— Понял, ваше высочество… я благодарен.
Пока Константин с особенным жаром описывал картину порабощения, которая грозит Полю, он видел перед собою долгие последние годы собственного сожительства с Фифи-ной, но не мог, конечно, указать сыну на его собственную мать как на остерегающий пример…
У Поля тоже в душе смутно мелькнули какие-то воспоминания.
Хотя он и не был свидетелем всех затаенных переживаний и разладов между Константином и матерью, но все-таки многое знал… И сейчас что-то знакомое послышалось Полю в словах отца.
Совсем низко опустил он голову. Слезы закапали на цветное сукно мундира.
Константин вдруг вспыхнул почему-то.
— Что это? Нюнить стал. Вел себя прилично все время… И вдруг?.. Вон, убирайтесь к себе… под арест, на целую неделю… на хлеб и на воду… И с завтрашнего дня снова начнутся все прежние занятия… За делом — позабудешь о своих Малинах и прочей гадости… С жиру не станешь беситься… Слышали, господин ка-пи-тан?.. Я вам покажу… Я тебя проучу… Шагом марш!..
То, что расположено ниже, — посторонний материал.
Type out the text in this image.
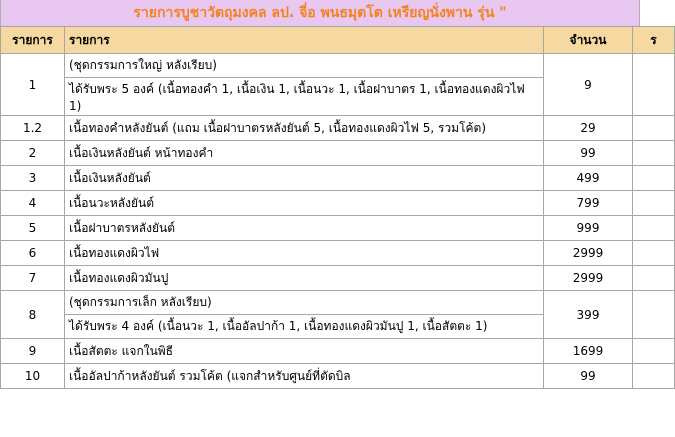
รายการบูชาวัตถุมงคล ลป. จี่อ พนธมุตโต เหรียญนั่งพาน รุ่น "
รายการ	รายการ	จำนวน	ร
1	(ชุดกรรมการใหญ่ หลังเรียบ)	9	
	ได้รับพระ 5 องค์ (เนื้อทองคำ 1, เนื้อเงิน 1, เนื้อนวะ 1, เนื้อฝาบาตร 1, เนื้อทองแดงผิวไฟ 1)		
1.2	เนื้อทองคำหลังยันต์ (แถม เนื้อฝาบาตรหลังยันต์ 5, เนื้อทองแดงผิวไฟ 5, รวมโค้ต)	29	
2	เนื้อเงินหลังยันต์ หน้าทองคำ	99	
3	เนื้อเงินหลังยันต์	499	
4	เนื้อนวะหลังยันต์	799	
5	เนื้อฝาบาตรหลังยันต์	999	
6	เนื้อทองแดงผิวไฟ	2999	
7	เนื้อทองแดงผิวมันปู	2999	
8	(ชุดกรรมการเล็ก หลังเรียบ)	399	
	ได้รับพระ 4 องค์ (เนื้อนวะ 1, เนื้ออัลปาก้า 1, เนื้อทองแดงผิวมันปู 1, เนื้อสัตตะ 1)		
9	เนื้อสัตตะ แจกในพิธี	1699	
10	เนื้ออัลปาก้าหลังยันต์ รวมโค้ต (แจกสำหรับศูนย์ที่ตัดบิล	99	
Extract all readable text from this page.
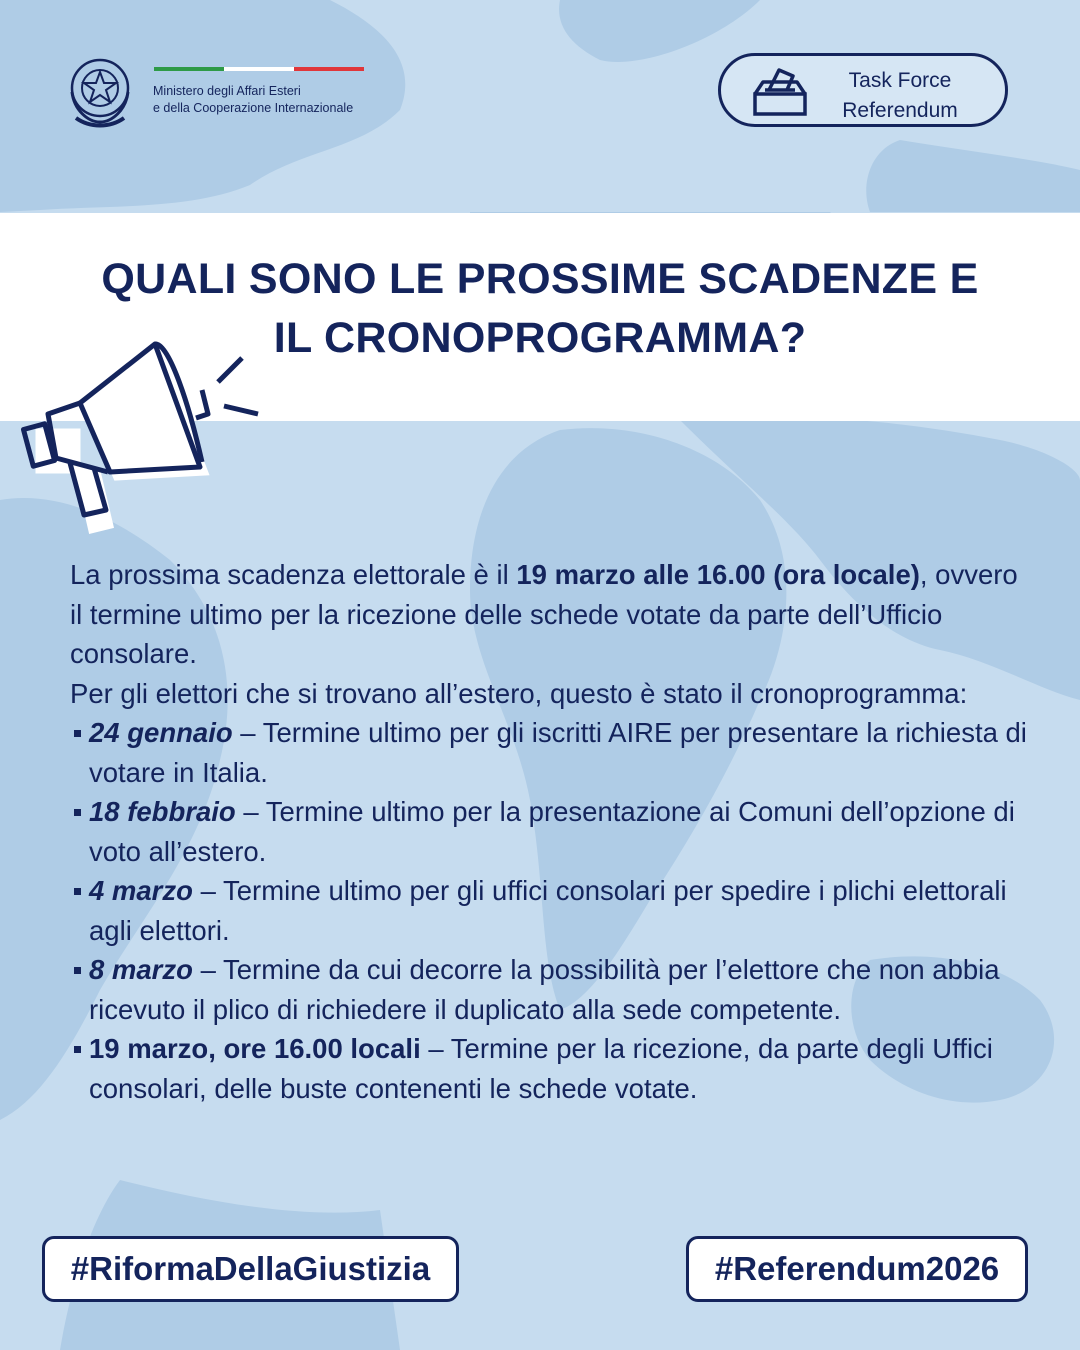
Ministero degli Affari Esteri
e della Cooperazione Internazionale
Task Force
Referendum
QUALI SONO LE PROSSIME SCADENZE E
IL CRONOPROGRAMMA?

La prossima scadenza elettorale è il 19 marzo alle 16.00 (ora locale), ovvero il termine ultimo per la ricezione delle schede votate da parte dell’Ufficio consolare.

Per gli elettori che si trovano all’estero, questo è stato il cronoprogramma:

24 gennaio – Termine ultimo per gli iscritti AIRE per presentare la richiesta di votare in Italia.
18 febbraio – Termine ultimo per la presentazione ai Comuni dell’opzione di voto all’estero.
4 marzo – Termine ultimo per gli uffici consolari per spedire i plichi elettorali agli elettori.
8 marzo – Termine da cui decorre la possibilità per l’elettore che non abbia ricevuto il plico di richiedere il duplicato alla sede competente.
19 marzo, ore 16.00 locali – Termine per la ricezione, da parte degli Uffici consolari, delle buste contenenti le schede votate.
#RiformaDellaGiustizia	#Referendum2026
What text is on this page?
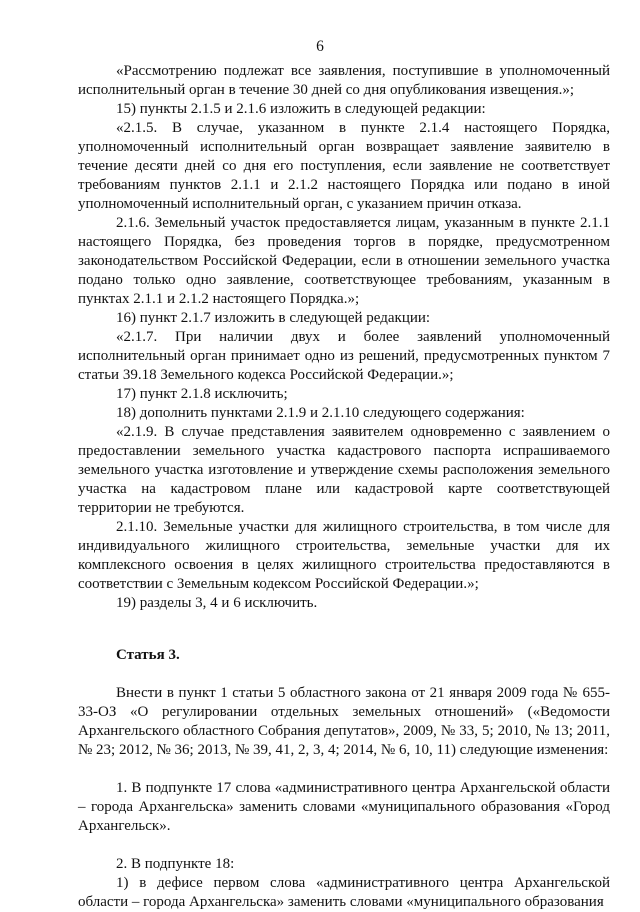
6

«Рассмотрению подлежат все заявления, поступившие в уполномоченный исполнительный орган в течение 30 дней со дня опубликования извещения.»;

15) пункты 2.1.5 и 2.1.6 изложить в следующей редакции:

«2.1.5. В случае, указанном в пункте 2.1.4 настоящего Порядка, уполномоченный исполнительный орган возвращает заявление заявителю в течение десяти дней со дня его поступления, если заявление не соответствует требованиям пунктов 2.1.1 и 2.1.2 настоящего Порядка или подано в иной уполномоченный исполнительный орган, с указанием причин отказа.

2.1.6. Земельный участок предоставляется лицам, указанным в пункте 2.1.1 настоящего Порядка, без проведения торгов в порядке, предусмотренном законодательством Российской Федерации, если в отношении земельного участка подано только одно заявление, соответствующее требованиям, указанным в пунктах 2.1.1 и 2.1.2 настоящего Порядка.»;

16) пункт 2.1.7 изложить в следующей редакции:

«2.1.7. При наличии двух и более заявлений уполномоченный исполнительный орган принимает одно из решений, предусмотренных пунктом 7 статьи 39.18 Земельного кодекса Российской Федерации.»;

17) пункт 2.1.8 исключить;

18) дополнить пунктами 2.1.9 и 2.1.10 следующего содержания:

«2.1.9. В случае представления заявителем одновременно с заявлением о предоставлении земельного участка кадастрового паспорта испрашиваемого земельного участка изготовление и утверждение схемы расположения земельного участка на кадастровом плане или кадастровой карте соответствующей территории не требуются.

2.1.10. Земельные участки для жилищного строительства, в том числе для индивидуального жилищного строительства, земельные участки для их комплексного освоения в целях жилищного строительства предоставляются в соответствии с Земельным кодексом Российской Федерации.»;

19) разделы 3, 4 и 6 исключить.

Статья 3.

Внести в пункт 1 статьи 5 областного закона от 21 января 2009 года № 655-33-ОЗ «О регулировании отдельных земельных отношений» («Ведомости Архангельского областного Собрания депутатов», 2009, № 33, 5; 2010, № 13; 2011, № 23; 2012, № 36; 2013, № 39, 41, 2, 3, 4; 2014, № 6, 10, 11) следующие изменения:

1. В подпункте 17 слова «административного центра Архангельской области – города Архангельска» заменить словами «муниципального образования «Город Архангельск».

2. В подпункте 18:

1) в дефисе первом слова «административного центра Архангельской области – города Архангельска» заменить словами «муниципального образования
Стоящий вполуоборот к отцу, лицом к дверям, Поль, не говоря ни слова, выпрямился, как на плацу, и зашагал из кабинета в свои покои.
— Нет, женщина! Ты бы видела эту картину! — через полчаса говорил Константин жене, описывая всю трагикомическую сцену. — Мой бравый Поль… и… понимаешь?!
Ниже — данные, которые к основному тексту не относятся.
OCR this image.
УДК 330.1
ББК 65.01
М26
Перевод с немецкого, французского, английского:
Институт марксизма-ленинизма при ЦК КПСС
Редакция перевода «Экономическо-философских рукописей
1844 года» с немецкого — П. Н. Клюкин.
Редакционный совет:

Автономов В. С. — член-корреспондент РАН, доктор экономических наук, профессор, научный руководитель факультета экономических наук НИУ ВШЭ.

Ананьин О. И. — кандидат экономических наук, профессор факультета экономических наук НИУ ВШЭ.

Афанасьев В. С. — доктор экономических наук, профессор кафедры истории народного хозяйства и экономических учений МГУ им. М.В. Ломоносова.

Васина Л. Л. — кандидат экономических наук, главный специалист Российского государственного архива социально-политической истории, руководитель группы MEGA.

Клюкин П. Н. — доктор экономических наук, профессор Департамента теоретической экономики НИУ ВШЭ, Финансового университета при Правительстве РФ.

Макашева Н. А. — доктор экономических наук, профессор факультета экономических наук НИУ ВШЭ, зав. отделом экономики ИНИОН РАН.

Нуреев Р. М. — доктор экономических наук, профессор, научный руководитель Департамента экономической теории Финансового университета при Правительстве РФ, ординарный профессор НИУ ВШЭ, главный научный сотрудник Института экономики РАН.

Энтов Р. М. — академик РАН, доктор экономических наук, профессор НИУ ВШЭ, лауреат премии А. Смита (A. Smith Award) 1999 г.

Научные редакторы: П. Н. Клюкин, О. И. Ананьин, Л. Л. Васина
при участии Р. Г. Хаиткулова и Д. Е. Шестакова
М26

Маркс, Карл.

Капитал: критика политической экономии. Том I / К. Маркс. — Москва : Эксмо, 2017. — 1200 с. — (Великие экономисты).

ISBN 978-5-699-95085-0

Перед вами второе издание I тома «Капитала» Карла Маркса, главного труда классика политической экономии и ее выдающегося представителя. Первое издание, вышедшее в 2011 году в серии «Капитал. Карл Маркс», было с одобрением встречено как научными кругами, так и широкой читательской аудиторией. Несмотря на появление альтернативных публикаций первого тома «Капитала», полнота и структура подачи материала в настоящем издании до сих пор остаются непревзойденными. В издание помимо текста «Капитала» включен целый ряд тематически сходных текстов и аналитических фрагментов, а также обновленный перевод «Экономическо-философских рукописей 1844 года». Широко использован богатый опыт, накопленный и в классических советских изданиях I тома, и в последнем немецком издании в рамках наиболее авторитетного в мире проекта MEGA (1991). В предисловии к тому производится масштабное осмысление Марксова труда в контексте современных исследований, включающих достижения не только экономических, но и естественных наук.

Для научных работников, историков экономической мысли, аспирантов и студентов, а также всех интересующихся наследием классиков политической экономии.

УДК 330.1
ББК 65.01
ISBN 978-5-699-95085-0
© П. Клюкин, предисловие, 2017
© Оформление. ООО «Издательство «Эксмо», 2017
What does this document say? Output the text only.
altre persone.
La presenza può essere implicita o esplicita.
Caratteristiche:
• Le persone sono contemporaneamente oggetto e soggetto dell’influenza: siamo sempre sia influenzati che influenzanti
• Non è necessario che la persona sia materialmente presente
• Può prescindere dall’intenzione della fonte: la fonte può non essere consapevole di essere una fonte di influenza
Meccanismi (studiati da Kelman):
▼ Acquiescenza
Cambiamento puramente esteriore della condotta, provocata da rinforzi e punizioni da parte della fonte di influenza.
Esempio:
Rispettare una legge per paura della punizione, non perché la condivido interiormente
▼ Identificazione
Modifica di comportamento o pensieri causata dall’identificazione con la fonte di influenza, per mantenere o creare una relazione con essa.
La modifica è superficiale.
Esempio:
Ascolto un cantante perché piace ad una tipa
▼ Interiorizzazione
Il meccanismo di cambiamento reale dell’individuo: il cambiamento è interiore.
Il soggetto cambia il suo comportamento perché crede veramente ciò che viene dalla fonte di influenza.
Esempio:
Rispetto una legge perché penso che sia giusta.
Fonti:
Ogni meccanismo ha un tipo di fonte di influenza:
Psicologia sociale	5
Он вдруг раскатился громким, веселым хохотом, как в былые годы, как уж не хохотал давно.
Улыбнулась и княгиня, но сейчас же участливо заговорила:
— Я понимаю, ты опасаешься серьезного увлечения и… ну, там всего прочего…
— Конечно. Как слышно, это совсем пропащая девка… Не морщи, пожалуйста, своего носика. Если девка, как же ее назвать? Я еще позову докторов: пусть осмотрят хорошенько мальчика… Уж очень опасаюсь я… И так у нас в семье есть склонность к этой… золотухе… А тут… Черт подери… Ну, ну, молчу…
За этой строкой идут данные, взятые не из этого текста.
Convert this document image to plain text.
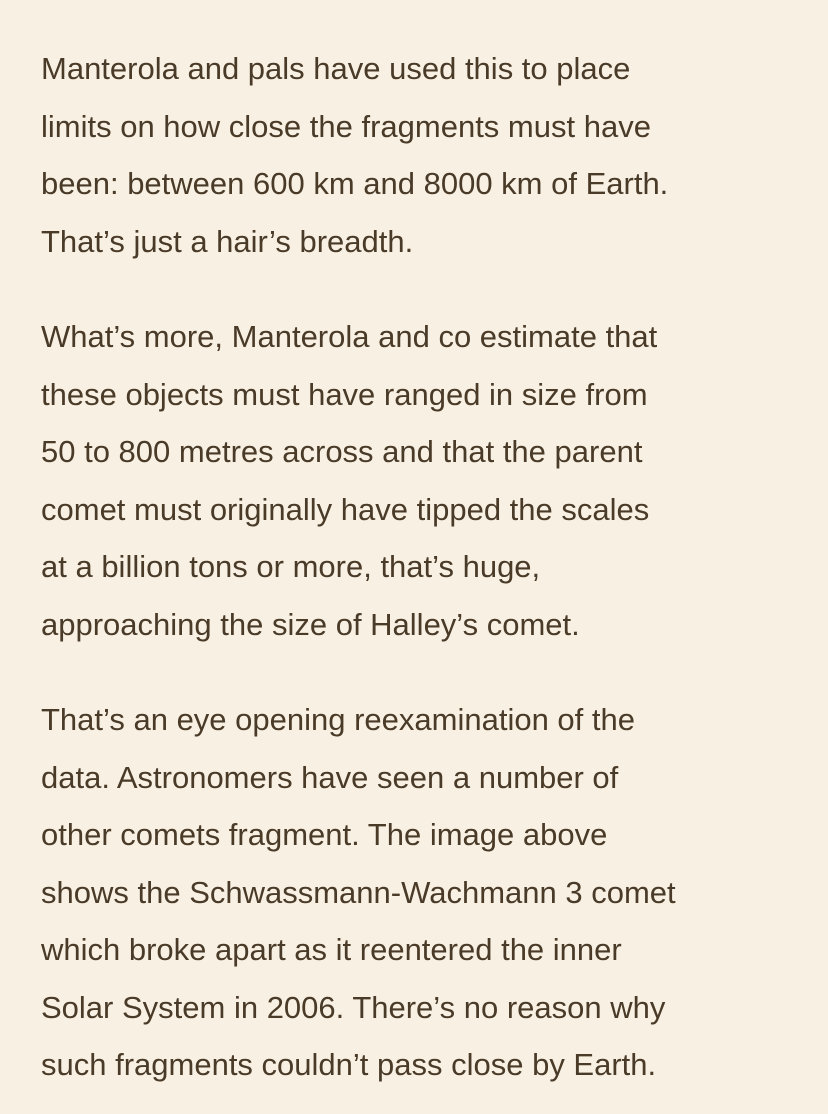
Manterola and pals have used this to place
limits on how close the fragments must have
been: between 600 km and 8000 km of Earth.
That’s just a hair’s breadth.

What’s more, Manterola and co estimate that
these objects must have ranged in size from
50 to 800 metres across and that the parent
comet must originally have tipped the scales
at a billion tons or more, that’s huge,
approaching the size of Halley’s comet.

That’s an eye opening reexamination of the
data. Astronomers have seen a number of
other comets fragment. The image above
shows the Schwassmann-Wachmann 3 comet
which broke apart as it reentered the inner
Solar System in 2006. There’s no reason why
such fragments couldn’t pass close by Earth.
— Нет, говори, милый… Только не бранись… Будем надеяться, твоя острастка повлияла на бедного мальчика… Что-то с ним теперь? Я позову, утешу его.
— Ни-ни! И думать не смей! Он под арестом… Хлеб и вода на целую неделю… А потом — опять за науку… Обезьяна этакая…
— Ах, Константин, что ты выдумал, милый… Это слишком… Как тебе не жаль? Он такой милый… Прости его… Прошу тебя…
— Нет… нет… надо проучить… Надо…
— Неужели ты так жесток? Право, довольно и того, что он перенес. Он так боится… и любит тебя… я знаю…
— Любит?.. Да, это правда — он любит. Я сегодня убедился… Ну, посмотрим!..
Мориоль и Курута, призванные на совет цесаревичем, так же горячо стали просить за Поля…
На другой же день вместо хлеба и воды был узнику послан "по распоряжению княгини", как сообщили Полю, хороший обед…
А на третий день двадцатилетний кирасирский капитан с сияющим своим еще безусым лицом объявил Мориолю, когда наставник явился усладить заточение питомца:
— Сегодня мы будем обедать с папой, который мне все простил… И даже сегодня вечером я отправляюсь в театр…
Мориоль молча, с растроганным видом подошел, обнял и поцеловал своего "капитана".
…Конец марта 1829 года.
Шумно, дымно, накурено в небольшой квартирке пана Петра Высоцкого, подпоручика гренадерского полка, занимающего должность инструктора в пехотной школе подхорунжих.
Хозяин квартиры Высоцкий, темноволосый, с живыми глазами человек лет двадцати шести, худощавый, стройный, стоял в глубине обширной комнаты, служащей столовой, и гостиной, и залой. Тут же на диване, в качестве почетных гостей, поместились двое: каштелян Наквасский и ксендз Дембек, один из участников долголетнего процесса "сорока", только что вернувшийся на родину из Петербурга, из казематов Петропавловки. Бледный, с горящими глазами, нервный и порывистый, огненный весь какой-то, он составлял совершенную противоположность со своим соседом каштеляном, розовым, упитанным и благодушным на вид. Только холодный, упорный блеск зеленоватых, колючих каких-то глаз, сжатые крепко полные, но резко очерченные губы, словно топором обрубленный, четырехугольный подбородок заставляли не верить благодушному выражению этого розового, полного, холеного лица. Стоило сильнее затронуть этого всегда ласково улыбчивого чиновника, разозлить его чем-нибудь — и должен был проснуться сильный боец-захватчик, вместо старинных лат окутанный черными складками старомодного сюртука с высокой узкой талией.
В потертом простом кресле рядом с диваном сидел еще один гость, отличаемый, видимо, от других, советник Платер. Горячий патриот, умный и ловкий, успевающий, несмотря на свой искренний патриотизм, ладить и с русскими хозяевами края, — Платер особенно славился своею честностью, искренностью характера и настоящей добротой души. Друг Хлопицкого, он был сходен с ним осторожностью и благоразумием.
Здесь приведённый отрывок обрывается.